Andy Bolnick is the Director of Ikhayalami, an NGO that focuses on developing and implementing technical solutions for informal settlement upgrading. Andy is an urbanist and development practitioner who has a practical and theoretical base in architecture and urban planning and a degree in Political studies. She set up, Ikhayalami (‘My Home’), in 2006 pioneering work on informal settlement upgrading.
Her 20 years’ experience conceptualizing and working with urban poor communities has been her greatest learning. She is adept at designing both systems and form. Andy views informal settlements as emergencies either because they have suffered the aftermath of a disaster or because they are disasters waiting to happen. She pioneered shack upgrading in 2006 designing a fire and flood resistant shelter that is quick to build, durable and affordable.

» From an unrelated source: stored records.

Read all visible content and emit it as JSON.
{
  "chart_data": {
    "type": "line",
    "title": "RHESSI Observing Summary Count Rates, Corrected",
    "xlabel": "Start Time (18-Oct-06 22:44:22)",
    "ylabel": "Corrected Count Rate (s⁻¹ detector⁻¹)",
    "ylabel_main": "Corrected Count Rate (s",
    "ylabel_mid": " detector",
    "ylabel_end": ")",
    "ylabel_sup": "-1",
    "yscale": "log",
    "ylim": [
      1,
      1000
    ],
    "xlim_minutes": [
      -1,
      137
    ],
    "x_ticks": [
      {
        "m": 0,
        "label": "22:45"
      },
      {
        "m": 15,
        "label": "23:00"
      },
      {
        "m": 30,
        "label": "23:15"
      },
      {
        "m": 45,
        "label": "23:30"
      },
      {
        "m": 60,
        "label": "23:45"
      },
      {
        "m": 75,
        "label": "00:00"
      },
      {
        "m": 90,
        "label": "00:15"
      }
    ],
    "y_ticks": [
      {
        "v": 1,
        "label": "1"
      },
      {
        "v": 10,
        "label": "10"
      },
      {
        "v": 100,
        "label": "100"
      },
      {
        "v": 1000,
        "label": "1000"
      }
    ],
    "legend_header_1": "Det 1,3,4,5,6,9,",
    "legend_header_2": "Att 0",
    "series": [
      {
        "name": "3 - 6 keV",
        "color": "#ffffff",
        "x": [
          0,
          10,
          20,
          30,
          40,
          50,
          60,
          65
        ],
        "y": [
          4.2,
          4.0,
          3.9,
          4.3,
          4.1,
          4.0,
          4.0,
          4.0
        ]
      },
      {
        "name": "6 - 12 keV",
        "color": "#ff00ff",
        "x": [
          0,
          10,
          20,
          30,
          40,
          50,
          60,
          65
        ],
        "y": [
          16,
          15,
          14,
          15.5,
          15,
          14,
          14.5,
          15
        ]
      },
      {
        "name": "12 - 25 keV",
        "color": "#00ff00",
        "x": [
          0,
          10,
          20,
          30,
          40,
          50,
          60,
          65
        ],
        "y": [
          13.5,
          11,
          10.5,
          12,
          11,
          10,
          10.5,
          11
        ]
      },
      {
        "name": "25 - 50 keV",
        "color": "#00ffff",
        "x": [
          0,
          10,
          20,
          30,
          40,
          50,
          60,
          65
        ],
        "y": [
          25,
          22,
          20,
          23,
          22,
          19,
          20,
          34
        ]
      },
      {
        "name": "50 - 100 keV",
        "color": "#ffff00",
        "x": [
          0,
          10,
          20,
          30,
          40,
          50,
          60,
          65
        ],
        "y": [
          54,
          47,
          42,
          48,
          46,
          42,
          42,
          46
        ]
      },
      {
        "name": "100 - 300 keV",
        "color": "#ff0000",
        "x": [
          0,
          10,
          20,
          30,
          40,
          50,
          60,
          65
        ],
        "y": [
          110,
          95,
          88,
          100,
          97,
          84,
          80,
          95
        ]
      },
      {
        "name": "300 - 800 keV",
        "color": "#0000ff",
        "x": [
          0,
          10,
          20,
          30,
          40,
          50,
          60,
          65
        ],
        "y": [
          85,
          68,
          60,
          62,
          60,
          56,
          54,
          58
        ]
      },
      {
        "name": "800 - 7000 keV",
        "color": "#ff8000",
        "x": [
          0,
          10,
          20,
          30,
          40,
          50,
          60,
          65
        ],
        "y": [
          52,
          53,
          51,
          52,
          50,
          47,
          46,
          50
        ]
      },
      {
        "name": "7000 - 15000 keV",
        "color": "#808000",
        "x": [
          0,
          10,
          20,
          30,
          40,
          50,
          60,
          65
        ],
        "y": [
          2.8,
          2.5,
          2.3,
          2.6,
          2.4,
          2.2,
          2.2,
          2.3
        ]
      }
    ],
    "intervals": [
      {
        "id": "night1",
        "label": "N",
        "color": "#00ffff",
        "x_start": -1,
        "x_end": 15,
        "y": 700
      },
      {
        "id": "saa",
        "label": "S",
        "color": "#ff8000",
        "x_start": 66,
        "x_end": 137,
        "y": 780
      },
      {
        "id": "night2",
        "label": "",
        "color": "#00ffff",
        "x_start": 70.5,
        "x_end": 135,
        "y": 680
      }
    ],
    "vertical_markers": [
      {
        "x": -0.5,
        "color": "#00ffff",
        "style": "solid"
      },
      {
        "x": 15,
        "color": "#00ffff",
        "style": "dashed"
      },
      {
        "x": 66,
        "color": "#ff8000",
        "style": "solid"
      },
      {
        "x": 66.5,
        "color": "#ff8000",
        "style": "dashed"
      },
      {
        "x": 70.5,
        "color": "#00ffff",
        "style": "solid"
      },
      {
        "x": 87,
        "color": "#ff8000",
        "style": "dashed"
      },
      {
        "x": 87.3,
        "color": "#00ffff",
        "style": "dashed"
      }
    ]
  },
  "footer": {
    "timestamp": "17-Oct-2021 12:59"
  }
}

She has been a driving force behind the idea and implementation of re-blocking: a participative design intervention that couples innovative shelter and infrastructural solutions with the spatial reconfiguration of informal settlement layouts to ones that are more rationalized. This initiative has influenced the state (through partnerships and change in Policy), poor communities and social movements.
In addition Andy has been focusing on a double story housing initiative in collaboration with the
BT community and in partnership with Urban Think Tank, known as the Empowershack project.
It focuses on the design and implementation of a series of double story prototypes linking this to the spatial reconfiguration of a settlement in Khayelitsha and the development of new financial models for informal settlement upgrading. She has also conceptualized and helped design a digital re-blocking puzzle game to help augment participative planning processes.
In 2011, Andy was awarded an Ashoka Fellowship (a global organisation that identifies leading social entrepreneurs with innovative solutions to the world’s most pressing social problems). In 2012 Ikhayalami was a finalist in the FT/Citi Bank Ingenuity Awards and in 2013 the re-blocking initiative came second in the Africa/Middle East category. In 2017 Ikhayalami won first prize to further develop a digital toolkit for informal settlement upgrading. In January 2018 the Empower Shack project was nominated for the Royal Institute of British Architects Prize.